Reading from a prepared statement, Mr. Goldstein said, “It’s been my privilege to serve the people of East Hampton. Working on the zoning board, I’ve met and interacted with scores of people and each, to a person, makes East Hampton more exceptional.” He then thanked his colleagues on the board, Lysbeth Marigold, Larry Hillel, Craig Humphrey, John McGuirk, Chris Minardi, and Frank Newbold.
Mr. Goldstein became an alternate member of the board in 1998 and chairman after 2000. He did not explain the reason for his departure at the meeting but told The Star on Monday that he had not been reappointed. “It wasn’t expected,” he said.
The East Hampton Village Board appoints the members of the zoning board, usually to five-year terms. It also chooses the chairman from among the members. At a particularly contentious zoning board hearing in September, Mr. Goldstein and David Eagan, an attorney for the Maidstone Club, had a heated argument with regard to the Z.B.A.’s asking the club to prepare a detailed environmental impact statement on the irrigation system overhaul it was proposing.

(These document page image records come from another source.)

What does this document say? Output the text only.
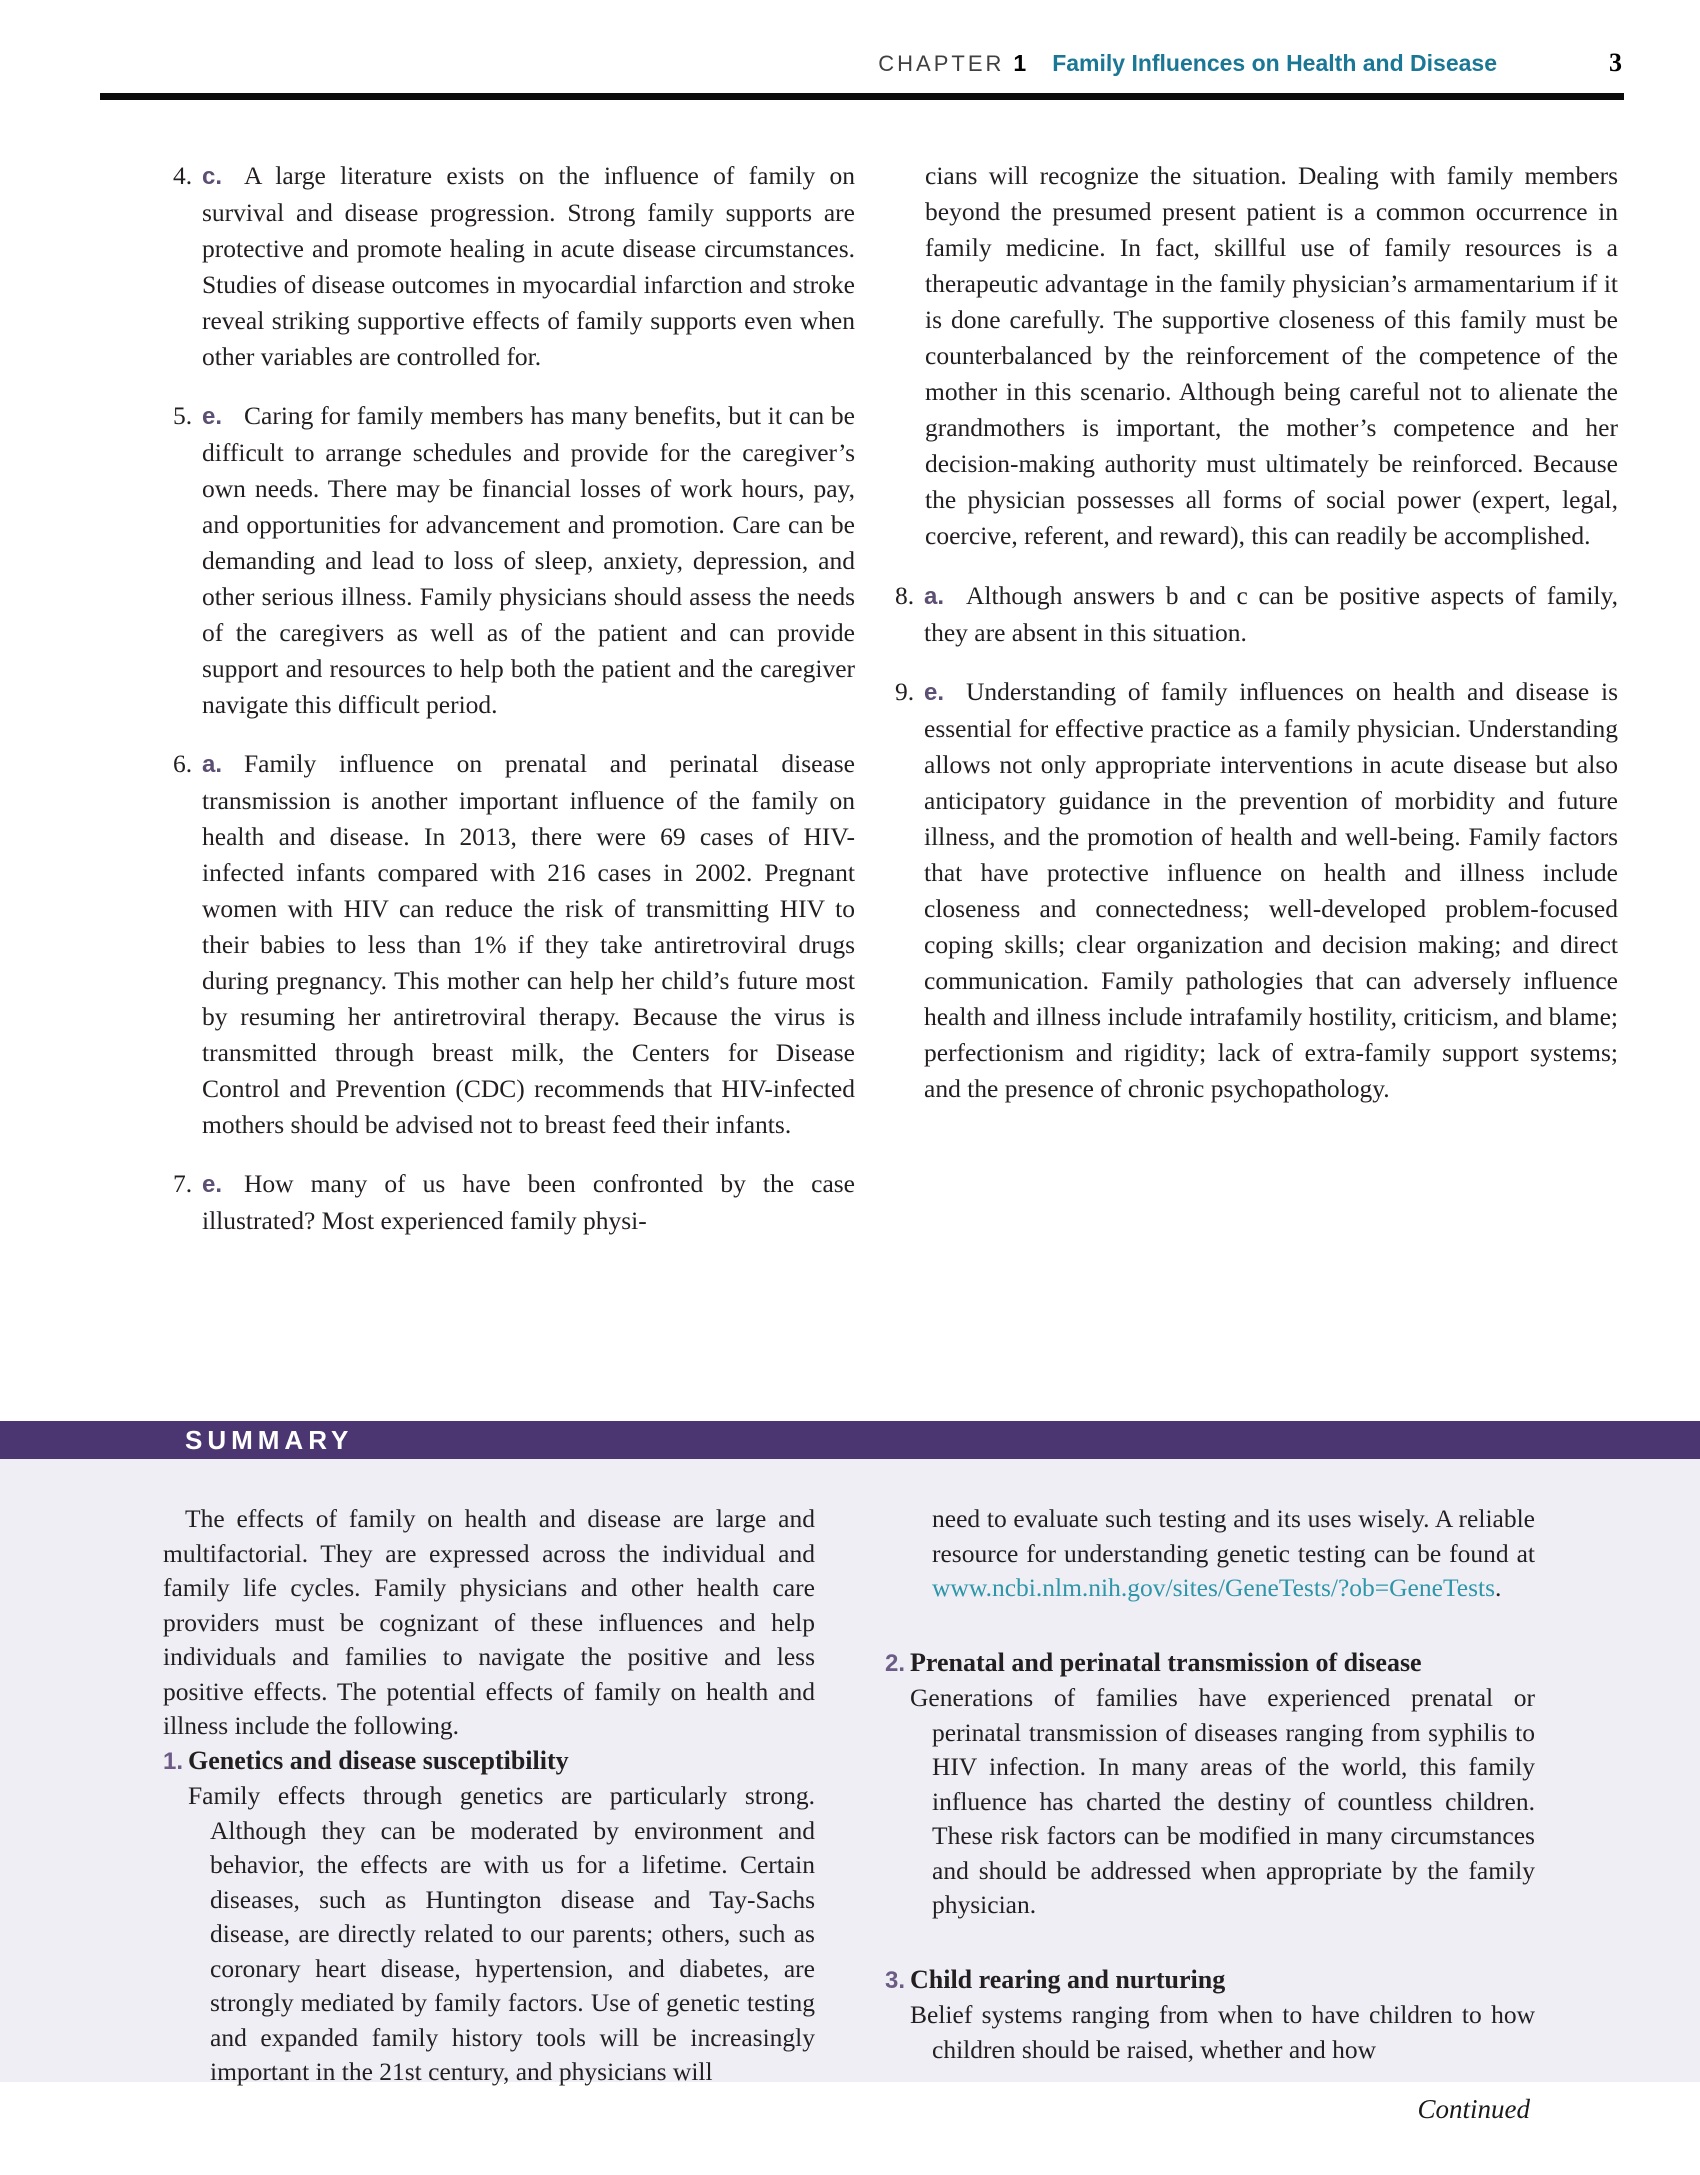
CHAPTER 1 Family Influences on Health and Disease	3
4. c. A large literature exists on the influence of family on survival and disease progression. Strong family supports are protective and promote healing in acute disease circumstances. Studies of disease outcomes in myocardial infarction and stroke reveal striking supportive effects of family supports even when other variables are controlled for.
5. e. Caring for family members has many benefits, but it can be difficult to arrange schedules and provide for the caregiver’s own needs. There may be financial losses of work hours, pay, and opportunities for advancement and promotion. Care can be demanding and lead to loss of sleep, anxiety, depression, and other serious illness. Family physicians should assess the needs of the caregivers as well as of the patient and can provide support and resources to help both the patient and the caregiver navigate this difficult period.
6. a. Family influence on prenatal and perinatal disease transmission is another important influence of the family on health and disease. In 2013, there were 69 cases of HIV-infected infants compared with 216 cases in 2002. Pregnant women with HIV can reduce the risk of transmitting HIV to their babies to less than 1% if they take antiretroviral drugs during pregnancy. This mother can help her child’s future most by resuming her antiretroviral therapy. Because the virus is transmitted through breast milk, the Centers for Disease Control and Prevention (CDC) recommends that HIV-infected mothers should be advised not to breast feed their infants.
7. e. How many of us have been confronted by the case illustrated? Most experienced family physi-

cians will recognize the situation. Dealing with family members beyond the presumed present patient is a common occurrence in family medicine. In fact, skillful use of family resources is a therapeutic advantage in the family physician’s armamentarium if it is done carefully. The supportive closeness of this family must be counterbalanced by the reinforcement of the competence of the mother in this scenario. Although being careful not to alienate the grandmothers is important, the mother’s competence and her decision-making authority must ultimately be reinforced. Because the physician possesses all forms of social power (expert, legal, coercive, referent, and reward), this can readily be accomplished.

8. a. Although answers b and c can be positive aspects of family, they are absent in this situation.
9. e. Understanding of family influences on health and disease is essential for effective practice as a family physician. Understanding allows not only appropriate interventions in acute disease but also anticipatory guidance in the prevention of morbidity and future illness, and the promotion of health and well-being. Family factors that have protective influence on health and illness include closeness and connectedness; well-developed problem-focused coping skills; clear organization and decision making; and direct communication. Family pathologies that can adversely influence health and illness include intrafamily hostility, criticism, and blame; perfectionism and rigidity; lack of extra-family support systems; and the presence of chronic psychopathology.
SUMMARY

The effects of family on health and disease are large and multifactorial. They are expressed across the individual and family life cycles. Family physicians and other health care providers must be cognizant of these influences and help individuals and families to navigate the positive and less positive effects. The potential effects of family on health and illness include the following.

1. Genetics and disease susceptibility

Family effects through genetics are particularly strong. Although they can be moderated by environment and behavior, the effects are with us for a lifetime. Certain diseases, such as Huntington disease and Tay-Sachs disease, are directly related to our parents; others, such as coronary heart disease, hypertension, and diabetes, are strongly mediated by family factors. Use of genetic testing and expanded family history tools will be increasingly important in the 21st century, and physicians will

need to evaluate such testing and its uses wisely. A reliable resource for understanding genetic testing can be found at www.ncbi.nlm.nih.gov/sites/GeneTests/?ob=GeneTests.

2. Prenatal and perinatal transmission of disease

Generations of families have experienced prenatal or perinatal transmission of diseases ranging from syphilis to HIV infection. In many areas of the world, this family influence has charted the destiny of countless children. These risk factors can be modified in many circumstances and should be addressed when appropriate by the family physician.

3. Child rearing and nurturing

Belief systems ranging from when to have children to how children should be raised, whether and how

Continued
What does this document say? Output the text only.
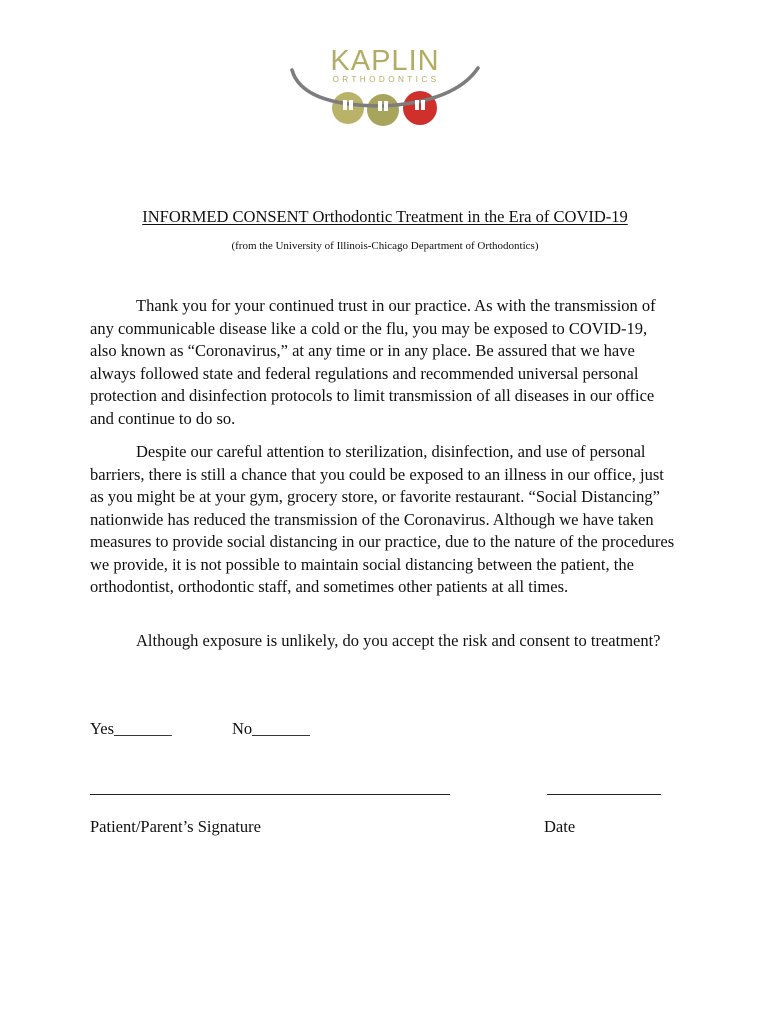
KAPLIN
ORTHODONTICS

INFORMED CONSENT Orthodontic Treatment in the Era of COVID-19

(from the University of Illinois-Chicago Department of Orthodontics)

Thank you for your continued trust in our practice. As with the transmission of any communicable disease like a cold or the flu, you may be exposed to COVID-19, also known as “Coronavirus,” at any time or in any place. Be assured that we have always followed state and federal regulations and recommended universal personal protection and disinfection protocols to limit transmission of all diseases in our office and continue to do so.

Despite our careful attention to sterilization, disinfection, and use of personal barriers, there is still a chance that you could be exposed to an illness in our office, just as you might be at your gym, grocery store, or favorite restaurant. “Social Distancing” nationwide has reduced the transmission of the Coronavirus. Although we have taken measures to provide social distancing in our practice, due to the nature of the procedures we provide, it is not possible to maintain social distancing between the patient, the orthodontist, orthodontic staff, and sometimes other patients at all times.

Although exposure is unlikely, do you accept the risk and consent to treatment?

Yes_______	No_______
Patient/Parent’s Signature	Date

As Mr. Eagan argued against the need for an environmental impact statement, Mr. Goldstein ordered him to sit down and said he would summon a security officer if Mr. Eagan did not. According to a report in The Star’s Sept. 20, 2012, edition, Mr. Goldstein had apologized to Mr. Eagan. However, Mayor Paul F. Rickenbach Jr. subsequently said the village board was “sensitive to the events that occurred” and would “review and discuss all available options.”
On Tuesday, the mayor said the statement Mr. Goldstein read at Friday’s meeting summarized “a mutual feeling.” He added, “We did have a conversation with Andy at the time among all the board members. At that time, the record was set straight. Andy is finishing his term, he’s opting to move on, and we support that.” The mayor said a new chairman was likely to be chosen early next month.
“As my direction changes,” Mr. Goldstein concluded on Friday, “I’ll be leaving this board, but it is still in the capable hands of my gifted colleagues sitting here today, who will continue to lead in the service to East Hampton.”